Secondly, while I respect the generosity and hospitality inherent in the offer of accommodation, I would advise against providing it with a parishioner, or in the house of another member of staff. This blurs the boundaries between work and home, and limits the children’s worker’s ability to relax and be off duty.
The relationship with parishioners is a pastoral one – imagine if the vicar stayed in the home of someone they pastored, 24/7. You would need to continually be in “vicar” mode. That boundary between pastoral role and human being is one that needs careful protection, or burnout can happen.
Also, despite best intentions, sometimes living arrangements don’t work out. And it’s easy for a problematic domestic situation to then spill over into how the parishioner and children’s worker treat each other at church/work, as well as at home. The end result of this can be factions, cliques, rumours, blame, etc.
And finally, it’s not healthy for the children’s worker to be so dependent on someone outside official line management and complaints procedures.
Providing housing in the home of a parishioner or fellow member of staff could end up creating problems that require a huge amount of time, sensitivity, and money to sort out.
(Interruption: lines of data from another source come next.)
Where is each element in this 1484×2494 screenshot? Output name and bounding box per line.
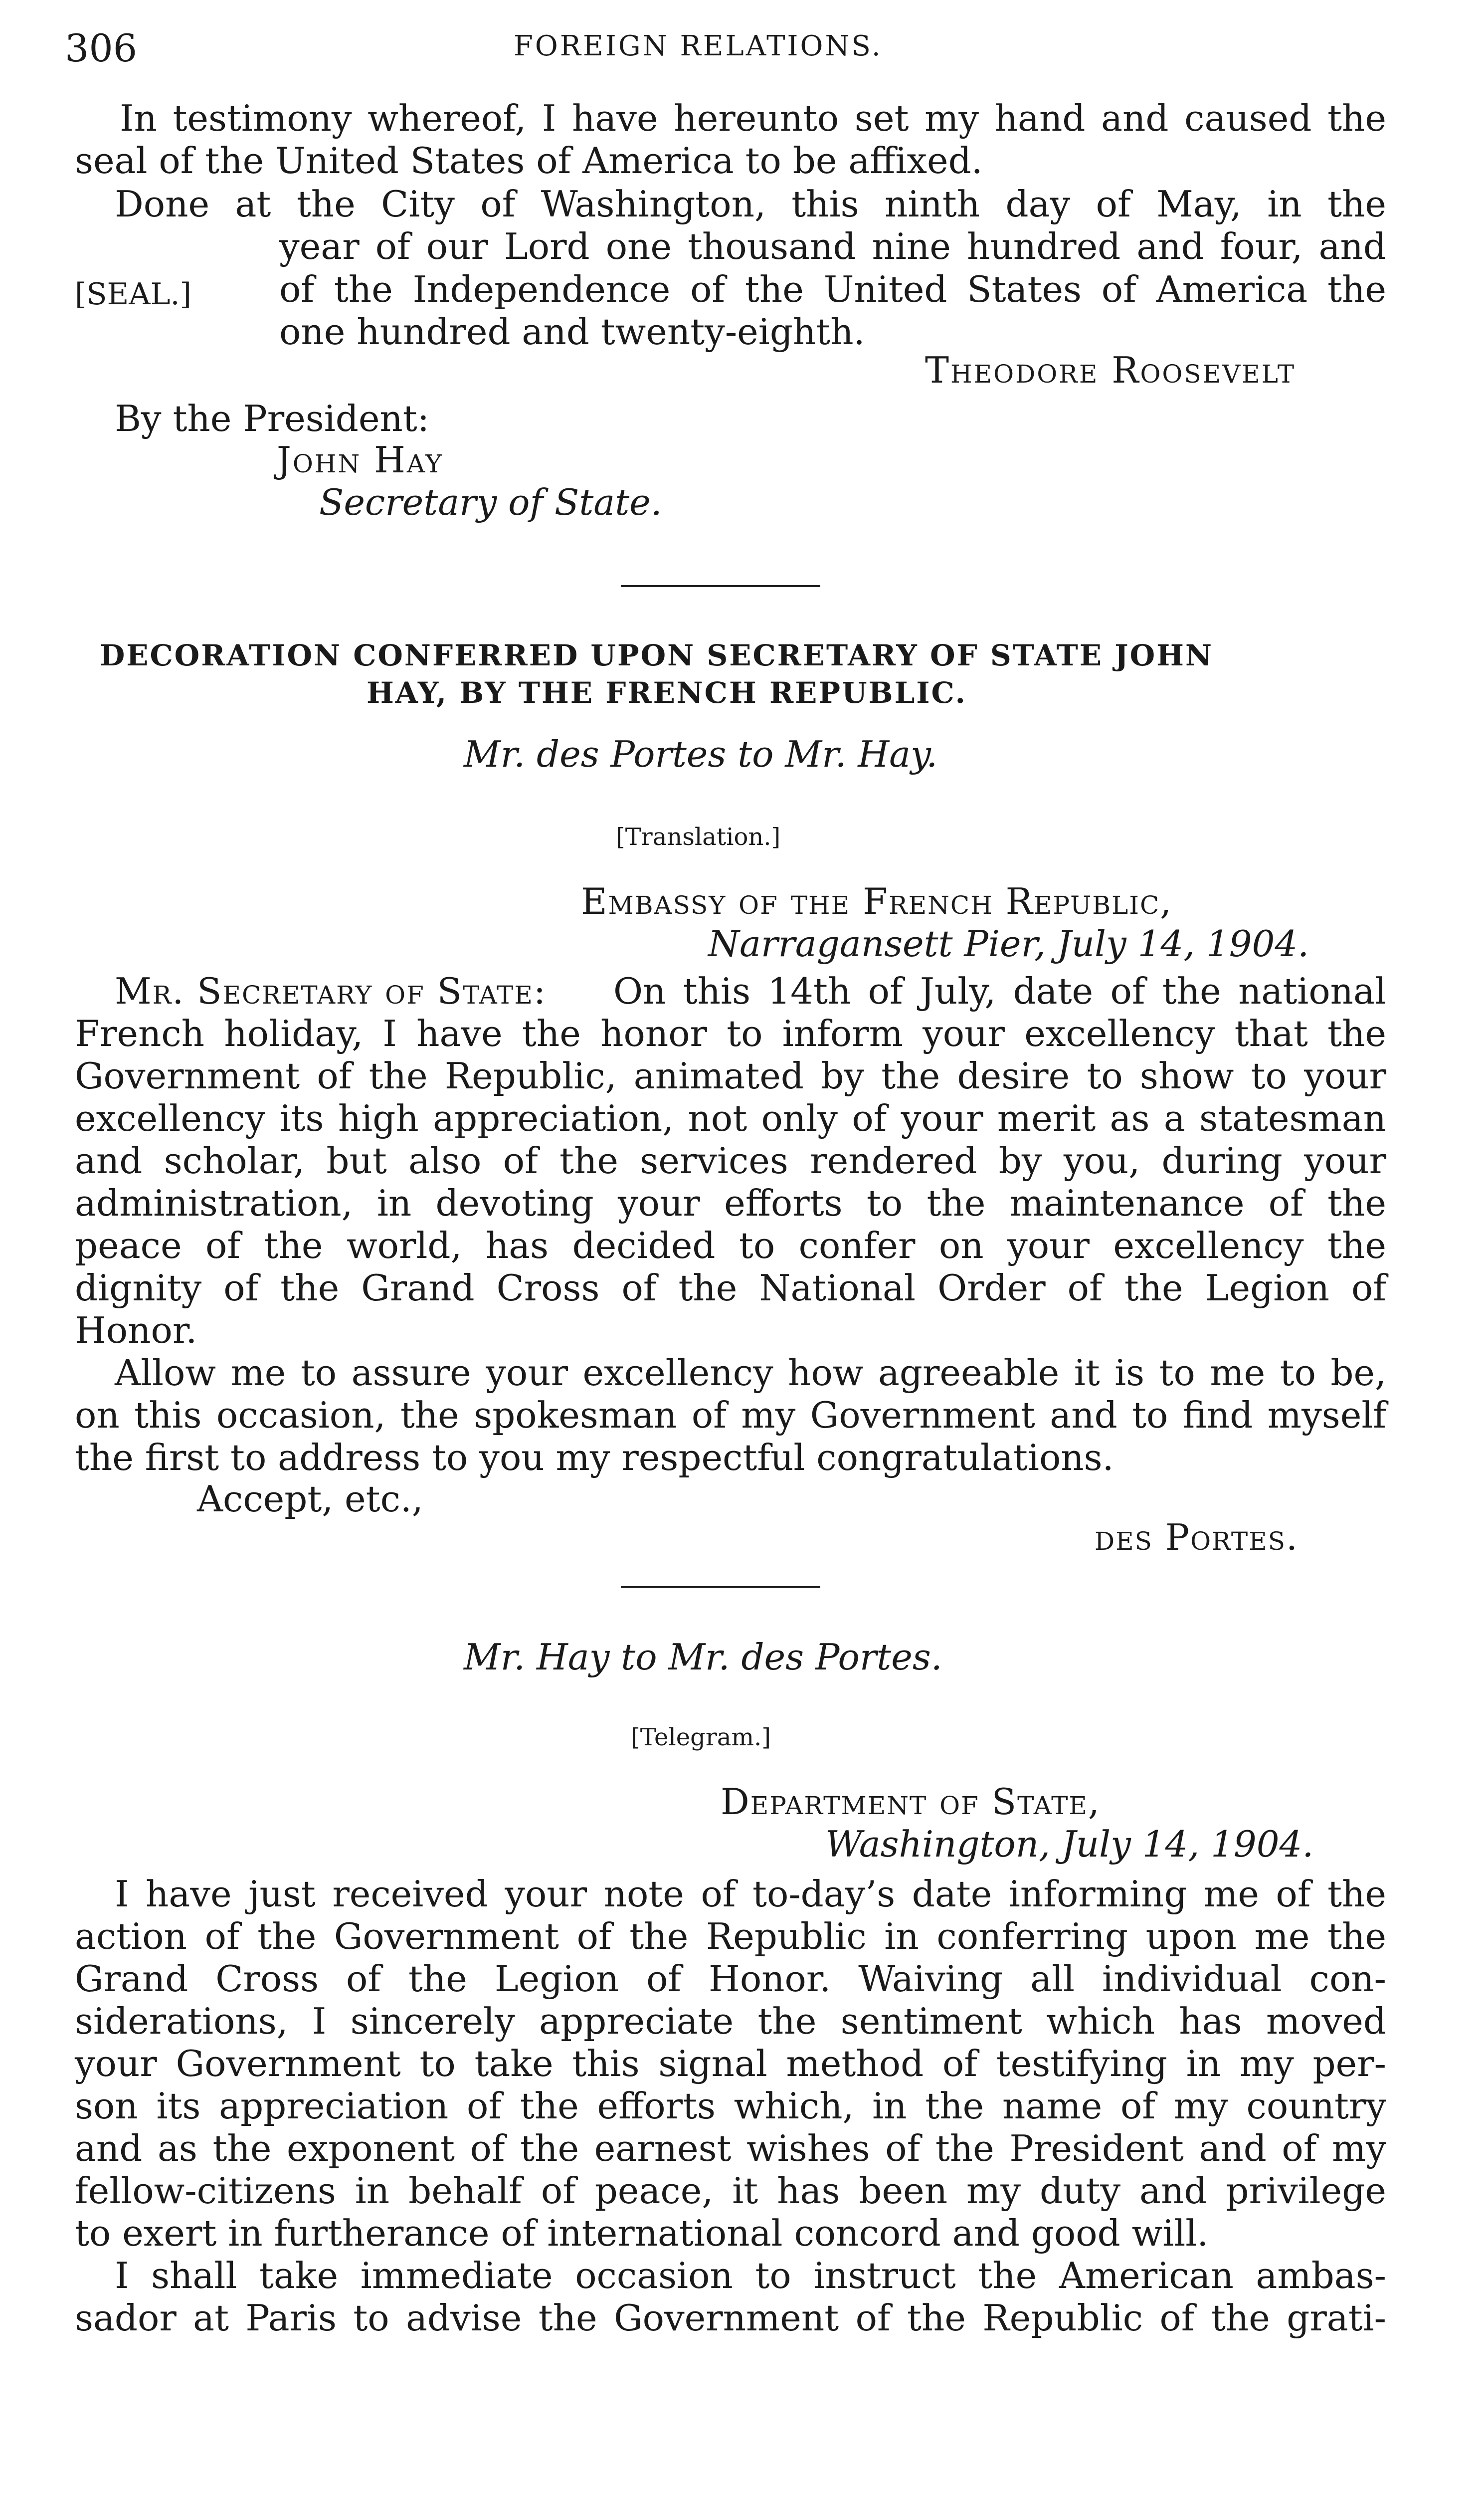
letter2-p1-line: your Government to take this signal method of testifying in my per-: [75, 2043, 1386, 2084]
letter1-p2-line: Allow me to assure your excellency how agreeable it is to me to be,: [115, 1352, 1386, 1394]
letter1-title: Mr. des Portes to Mr. Hay.: [464, 733, 938, 775]
letter2-p2-line: sador at Paris to advise the Government of the Republic of the grati-: [75, 2297, 1386, 2339]
letter2-p2-line: I shall take immediate occasion to instruct the American ambas-: [115, 2255, 1386, 2296]
letter1-p1-line-1: On this 14th of July, date of the national: [613, 970, 1386, 1012]
letter2-p1-line: fellow-citizens in behalf of peace, it has been my duty and privilege: [75, 2170, 1386, 2212]
page-number: 306: [65, 26, 138, 70]
letter2-note: [Telegram.]: [631, 1723, 771, 1751]
letter1-signature: des Portes.: [1095, 1516, 1298, 1558]
testimony-line-1: In testimony whereof, I have hereunto set my hand and caused the: [120, 97, 1386, 139]
countersigner-name: John Hay: [277, 439, 443, 481]
signature-roosevelt: Theodore Roosevelt: [925, 349, 1296, 391]
done-at-line-1: Done at the City of Washington, this ninth day of May, in the: [115, 183, 1386, 225]
letter1-p1-line: excellency its high appreciation, not only of your merit as a statesman: [75, 1097, 1386, 1139]
letter1-salutation: Mr. Secretary of State:: [115, 970, 547, 1012]
done-at-line-3: of the Independence of the United States of America the: [279, 268, 1386, 310]
letter1-p1-line: Honor.: [75, 1309, 197, 1351]
letter1-note: [Translation.]: [616, 823, 781, 851]
letter1-address-line-1: Embassy of the French Republic,: [581, 880, 1173, 922]
letter1-p2-line: on this occasion, the spokesman of my Government and to find myself: [75, 1394, 1386, 1436]
letter1-p2-line: the first to address to you my respectful congratulations.: [75, 1437, 1114, 1478]
done-at-line-4: one hundred and twenty-eighth.: [279, 311, 865, 353]
letter2-p1-line: siderations, I sincerely appreciate the sentiment which has moved: [75, 2000, 1386, 2042]
testimony-line-2: seal of the United States of America to be affixed.: [75, 140, 983, 182]
letter2-p1-line: son its appreciation of the efforts which, in the name of my country: [75, 2085, 1386, 2127]
letter1-closing: Accept, etc.,: [197, 1478, 423, 1520]
letter2-address-line-2: Washington, July 14, 1904.: [825, 1823, 1314, 1865]
letter1-p1-line: administration, in devoting your efforts to the maintenance of the: [75, 1182, 1386, 1224]
letter2-p1-line: to exert in furtherance of international concord and good will.: [75, 2212, 1209, 2254]
letter1-p1-line: Government of the Republic, animated by the desire to show to your: [75, 1055, 1386, 1097]
section-divider-2: [621, 1586, 820, 1588]
section-heading-line-2: HAY, BY THE FRENCH REPUBLIC.: [367, 676, 967, 710]
letter2-title: Mr. Hay to Mr. des Portes.: [464, 1636, 942, 1678]
letter2-address-line-1: Department of State,: [721, 1781, 1101, 1823]
seal-mark: [SEAL.]: [75, 277, 191, 312]
letter2-p1-line: action of the Government of the Republic in conferring upon me the: [75, 1915, 1386, 1957]
letter1-p1-line: and scholar, but also of the services rendered by you, during your: [75, 1140, 1386, 1182]
letter1-p1-line: dignity of the Grand Cross of the National Order of the Legion of: [75, 1267, 1386, 1309]
countersigner-title: Secretary of State.: [319, 481, 662, 523]
letter2-p1-line: I have just received your note of to-day’s date informing me of the: [115, 1873, 1386, 1915]
section-divider-1: [621, 585, 820, 587]
letter1-address-line-2: Narragansett Pier, July 14, 1904.: [708, 923, 1309, 965]
section-heading-line-1: DECORATION CONFERRED UPON SECRETARY OF STATE JOHN: [100, 638, 1213, 672]
letter1-p1-line: French holiday, I have the honor to inform your excellency that the: [75, 1013, 1386, 1054]
letter2-p1-line: and as the exponent of the earnest wishes of the President and of my: [75, 2127, 1386, 2169]
running-title: FOREIGN RELATIONS.: [514, 30, 883, 62]
letter2-p1-line: Grand Cross of the Legion of Honor. Waiving all individual con-: [75, 1958, 1386, 2000]
letter1-p1-line: peace of the world, has decided to confer on your excellency the: [75, 1225, 1386, 1266]
by-the-president: By the President:: [115, 398, 429, 439]
done-at-line-2: year of our Lord one thousand nine hundred and four, and: [279, 225, 1386, 267]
Speaking of Dual Roles … :
When I became a children’s worker, I lost my priest.
Because I was now worshipping at the church where I served, and the priest there was now my boss.
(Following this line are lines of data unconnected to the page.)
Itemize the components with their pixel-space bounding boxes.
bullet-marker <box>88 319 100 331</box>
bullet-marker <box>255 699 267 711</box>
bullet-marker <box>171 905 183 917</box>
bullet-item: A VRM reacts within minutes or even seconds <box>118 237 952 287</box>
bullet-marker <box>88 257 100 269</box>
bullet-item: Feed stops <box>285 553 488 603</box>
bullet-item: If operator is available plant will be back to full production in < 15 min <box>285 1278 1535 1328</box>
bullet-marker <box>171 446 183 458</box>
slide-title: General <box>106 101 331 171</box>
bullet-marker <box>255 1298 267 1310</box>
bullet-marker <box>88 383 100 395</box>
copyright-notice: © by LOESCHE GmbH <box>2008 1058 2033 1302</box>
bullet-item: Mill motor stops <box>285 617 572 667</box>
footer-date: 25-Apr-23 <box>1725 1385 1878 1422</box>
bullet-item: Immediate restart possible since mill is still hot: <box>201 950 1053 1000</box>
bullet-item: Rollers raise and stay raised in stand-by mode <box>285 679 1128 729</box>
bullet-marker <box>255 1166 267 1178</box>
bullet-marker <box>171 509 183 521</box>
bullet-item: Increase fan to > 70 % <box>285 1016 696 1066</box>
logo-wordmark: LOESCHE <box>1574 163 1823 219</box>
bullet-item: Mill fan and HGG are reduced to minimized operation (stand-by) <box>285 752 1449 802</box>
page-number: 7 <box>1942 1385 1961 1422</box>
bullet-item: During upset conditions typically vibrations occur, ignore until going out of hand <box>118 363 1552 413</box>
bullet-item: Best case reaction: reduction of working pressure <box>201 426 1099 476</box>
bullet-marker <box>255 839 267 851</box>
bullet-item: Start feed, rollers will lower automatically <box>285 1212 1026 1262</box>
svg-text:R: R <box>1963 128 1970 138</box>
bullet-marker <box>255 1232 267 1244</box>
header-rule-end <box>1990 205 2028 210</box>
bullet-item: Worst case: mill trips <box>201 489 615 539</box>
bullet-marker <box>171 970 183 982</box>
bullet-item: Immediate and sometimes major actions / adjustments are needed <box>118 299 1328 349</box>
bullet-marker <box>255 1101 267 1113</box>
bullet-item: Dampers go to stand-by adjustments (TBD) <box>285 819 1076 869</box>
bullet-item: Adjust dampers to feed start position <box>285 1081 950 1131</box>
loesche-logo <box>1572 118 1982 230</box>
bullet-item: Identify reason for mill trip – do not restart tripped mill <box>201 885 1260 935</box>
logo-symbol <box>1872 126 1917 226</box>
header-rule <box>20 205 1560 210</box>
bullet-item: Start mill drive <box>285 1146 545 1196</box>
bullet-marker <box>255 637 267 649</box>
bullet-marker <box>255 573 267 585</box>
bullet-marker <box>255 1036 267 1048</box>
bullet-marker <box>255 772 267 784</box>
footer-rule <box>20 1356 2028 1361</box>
There are things I would happily tell my priest that I wouldn’t feel comfortable telling my boss. So when they became the same person, it presented a difficulty. I ended up with nowhere to go for spiritual and pastoral support. For years.
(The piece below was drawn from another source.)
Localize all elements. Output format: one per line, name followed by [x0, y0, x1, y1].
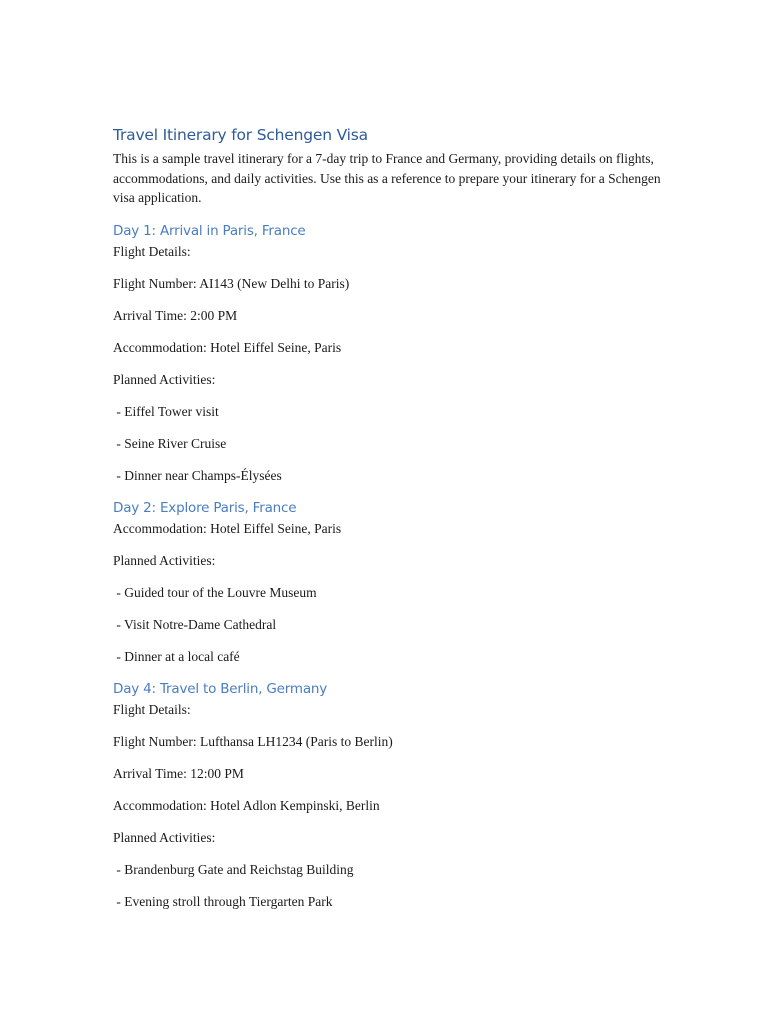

Think of what opportunities your children’s worker will have for spiritual and pastoral support that are not provided by their line manager.
And think about what opportunities there will be for retreat and reflection – especially if your children’s worker is leading a Junior Church group almost every Sunday. The same problems that can arise with clergy – always leading, never simply receiving – can affect children’s workers. But they don’t have the official support networks that clergy do (which are often meagre enough, let’s be honest).
In St. Albans Diocese, the SIM (Support In Your Ministry) scheme is available to paid children’s and youth workers as well as to clergy. And Sheldon retreat centre offers its minister’s discount to lay ministers as well as ordained ones. But it’s also worth thinking about who in your area could be on hand to be your children’s worker’s go-to person for pastoral care – it could be someone in your own clergy team who isn’t their supervisor, or it could be a neighbouring priest, or someone else.
Where to advertise: don’t overlook your local area, especially if you’re a village or rural area. But we will also put your advert on our Diocesan website and social media, and on the Going 4 Growth national church website (especially if it’s full time). If you have a budget to pay for advertising the post, then consider Youth and Childrenswork Magazine and/or The Church Times.
How much to pay: The Living Wage Foundation recommends an hourly rate of at least £9 nationally and £10.55 in London, to meet the actual cost of living. Considering that you are looking for specialist skills and possibly for anti-social hours, I recommend you do better than this if at all possible. Most posts I see are between £20,000 and £27,000 for a full-time role. This is an enormous sacrifice for most churches, and still provides barely enough for someone to really live on. That disconnect is a problem nationally.
How to choose: I recommend including children in the hiring process if at all possible – in drafting the job description and person specification, and in interviewing. You will definitely get a different perspective and a better understanding of their needs.
If you don’t have a clear front-runner, or you have someone towards whom you’re feeling, “well, I guess they’ll do, I suppose,” then don’t appoint. Go through the interview process again. It may feel like you’re failing, but it’s much better to hire the right person after six months than the wrong person immediately.